I don’t know why I was using the second person there. I’m obviously talking about me.

Nobody can pull me out of my funk and fix my life but me. That’s obvious. I’m not wanting a magic wand, because a magic wand simply does not exist. However, how can I confront something everyone thinks doesn’t exist? How can I get advice and support in fixing things nobody else can see? How can I face up to what I need to do when everyone denies I need to do anything?

I have no idea. It would be nice to know.

March 18, 2011

iPad Purchasing Follies

Here’s a tale of me being super stupid.

So my birthday is coming up, and the more I thought about it, the more I just wanted to get the stupid iPad and be done with it, so I can have fun fucking around with my expensive toy. All the reviews of the iPad 2 suggested that it was a nice upgrade, but not super necessary, so I started thinking I should just grab a used iPad 1, save some money, and still get to play with my stuff. I mean, my iPod Touch is 2 generations old now, and is still playing games just fine (though they take awhile to load sometimes). The iPad 1 is playing iPhone 4 level games with no issues, so it should be fine for awhile yet.

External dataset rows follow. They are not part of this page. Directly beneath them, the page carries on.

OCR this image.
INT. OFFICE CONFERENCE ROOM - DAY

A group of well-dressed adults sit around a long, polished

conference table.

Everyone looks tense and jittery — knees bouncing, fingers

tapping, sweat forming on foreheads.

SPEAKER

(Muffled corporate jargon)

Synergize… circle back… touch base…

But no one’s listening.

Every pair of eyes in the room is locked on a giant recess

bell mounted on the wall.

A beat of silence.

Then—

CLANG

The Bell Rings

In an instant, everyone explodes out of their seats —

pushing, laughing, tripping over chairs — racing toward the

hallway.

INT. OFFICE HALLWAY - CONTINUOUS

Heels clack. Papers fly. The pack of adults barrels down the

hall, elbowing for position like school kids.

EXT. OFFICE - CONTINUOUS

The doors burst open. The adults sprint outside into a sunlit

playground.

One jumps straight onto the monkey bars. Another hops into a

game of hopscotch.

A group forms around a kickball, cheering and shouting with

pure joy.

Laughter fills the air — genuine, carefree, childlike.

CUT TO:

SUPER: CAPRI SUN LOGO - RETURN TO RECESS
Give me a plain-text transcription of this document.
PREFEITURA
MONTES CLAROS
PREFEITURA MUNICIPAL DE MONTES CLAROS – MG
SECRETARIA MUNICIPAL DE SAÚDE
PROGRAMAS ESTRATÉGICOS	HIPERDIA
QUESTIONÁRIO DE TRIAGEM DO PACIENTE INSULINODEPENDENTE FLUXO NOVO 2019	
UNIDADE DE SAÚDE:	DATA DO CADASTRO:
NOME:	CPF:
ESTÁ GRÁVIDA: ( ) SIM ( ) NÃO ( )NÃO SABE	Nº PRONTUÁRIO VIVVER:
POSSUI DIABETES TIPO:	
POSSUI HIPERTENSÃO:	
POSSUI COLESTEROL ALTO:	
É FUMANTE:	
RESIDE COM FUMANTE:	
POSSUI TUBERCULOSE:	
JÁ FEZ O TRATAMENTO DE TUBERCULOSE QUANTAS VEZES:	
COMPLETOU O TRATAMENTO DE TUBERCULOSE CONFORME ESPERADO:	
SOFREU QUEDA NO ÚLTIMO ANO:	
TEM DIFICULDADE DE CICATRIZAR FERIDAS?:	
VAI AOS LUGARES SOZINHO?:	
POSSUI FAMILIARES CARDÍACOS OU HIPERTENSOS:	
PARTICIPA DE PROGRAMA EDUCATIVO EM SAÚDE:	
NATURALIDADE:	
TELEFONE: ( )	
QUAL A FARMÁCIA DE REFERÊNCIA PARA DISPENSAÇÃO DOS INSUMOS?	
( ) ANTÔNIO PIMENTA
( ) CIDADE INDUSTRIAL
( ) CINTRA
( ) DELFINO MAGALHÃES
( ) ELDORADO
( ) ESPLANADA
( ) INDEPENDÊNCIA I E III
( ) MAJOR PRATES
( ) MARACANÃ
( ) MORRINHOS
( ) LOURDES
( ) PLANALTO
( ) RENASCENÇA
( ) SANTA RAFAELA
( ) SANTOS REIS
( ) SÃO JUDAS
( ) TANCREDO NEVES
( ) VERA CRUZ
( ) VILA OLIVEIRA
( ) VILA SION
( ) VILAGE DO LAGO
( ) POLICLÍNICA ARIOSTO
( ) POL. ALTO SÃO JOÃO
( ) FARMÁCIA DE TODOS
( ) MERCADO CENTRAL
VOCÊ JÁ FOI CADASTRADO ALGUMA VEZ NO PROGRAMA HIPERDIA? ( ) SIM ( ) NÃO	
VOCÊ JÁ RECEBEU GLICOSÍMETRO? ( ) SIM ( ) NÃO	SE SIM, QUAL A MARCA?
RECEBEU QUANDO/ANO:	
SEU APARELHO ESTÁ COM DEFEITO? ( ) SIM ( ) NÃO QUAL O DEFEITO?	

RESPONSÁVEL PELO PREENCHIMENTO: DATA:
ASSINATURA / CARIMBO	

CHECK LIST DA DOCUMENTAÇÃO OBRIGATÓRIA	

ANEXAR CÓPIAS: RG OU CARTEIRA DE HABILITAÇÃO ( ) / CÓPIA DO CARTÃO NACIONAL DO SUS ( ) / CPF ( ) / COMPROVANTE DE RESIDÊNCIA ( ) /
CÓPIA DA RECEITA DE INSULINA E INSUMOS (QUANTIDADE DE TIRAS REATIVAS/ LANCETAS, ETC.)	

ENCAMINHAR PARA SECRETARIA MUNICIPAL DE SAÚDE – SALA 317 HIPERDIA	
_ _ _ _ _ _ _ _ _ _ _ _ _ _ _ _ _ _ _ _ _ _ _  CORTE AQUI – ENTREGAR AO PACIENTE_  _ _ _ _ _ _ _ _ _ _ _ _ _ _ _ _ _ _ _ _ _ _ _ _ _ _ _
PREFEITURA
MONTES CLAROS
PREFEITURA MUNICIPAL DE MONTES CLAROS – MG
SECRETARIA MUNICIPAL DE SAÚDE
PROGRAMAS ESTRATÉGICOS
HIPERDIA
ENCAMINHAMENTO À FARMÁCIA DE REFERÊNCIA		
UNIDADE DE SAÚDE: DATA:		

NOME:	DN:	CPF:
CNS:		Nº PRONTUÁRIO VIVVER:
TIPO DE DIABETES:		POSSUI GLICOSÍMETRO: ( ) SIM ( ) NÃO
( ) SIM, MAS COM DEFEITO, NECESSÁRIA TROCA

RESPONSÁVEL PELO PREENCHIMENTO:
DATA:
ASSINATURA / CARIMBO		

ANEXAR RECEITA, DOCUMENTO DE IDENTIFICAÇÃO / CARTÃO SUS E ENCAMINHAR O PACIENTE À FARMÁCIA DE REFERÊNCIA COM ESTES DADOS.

Where do you buy used electronics? Well, eBay, I suppose.

So I went to eBay, and I started looking at stuff. Prices were about where I expected, or so it seemed, so I started bidding. However, I soon realized that people on eBay are at least as awful as I remember. With 20 seconds left, the price of every one of these used iPads would jump up 40 bucks instantly. Still, I kept trying and trying. I even started bidding on the 32 gig models, figuring they’d actually be less in demand than the 16 gig cheap ones. I was right on that one, but I still kept failing.

38 failures later, I was kind of frustrated. However, I was angry at it, and that meant I couldn’t give up. I bid on a new auction, and it immediately shot up to my max price, but stayed there. “There’s no way that one won’t get sniped for 5 bucks more,” I thought, “I’ll just bid on another one then and call that one a loss.”

You can see where this is going.

Of course, with my luck, I won two iPads at the same time.
I could hear Essner’s voice in my ear mocking me for owning not one, but two iPads.

I pounded my head on the desk, and started doing damage control. Things will work out. I can either resell it, or if negotiations with the seller go well, I’ll just pay them a small fee and not buy the second iPad. But man, it’s just another stupid mistake on top of everything else going on in my life.

I guess it makes a story, though.

March 14, 2011

It Was Always There

I feel like shit right now, and instead of writing a bunch of depressing bullshit, here’s some links! Everyone loves links, right? It’s the very backbone of our modern computing age!

This is the best chainsawsuit of recent memory. Really made me laugh.

I was also very pleased by this picture, though it has bunnies and foxes, so I’m kind of biased.

I don’t think there has ever been a more accurate comic created than this one right here.

In times of depression, it’s important to remember cuteness. Incredibly savage, bloodthirsty cuteness.

I’m not much of a fan of CollegeHumor in general, but when you make a fairly accurate and wonderful-looking Wes Anderson Spoof about Star Fox, well, I am there.

Mary Worth, however, does not approve.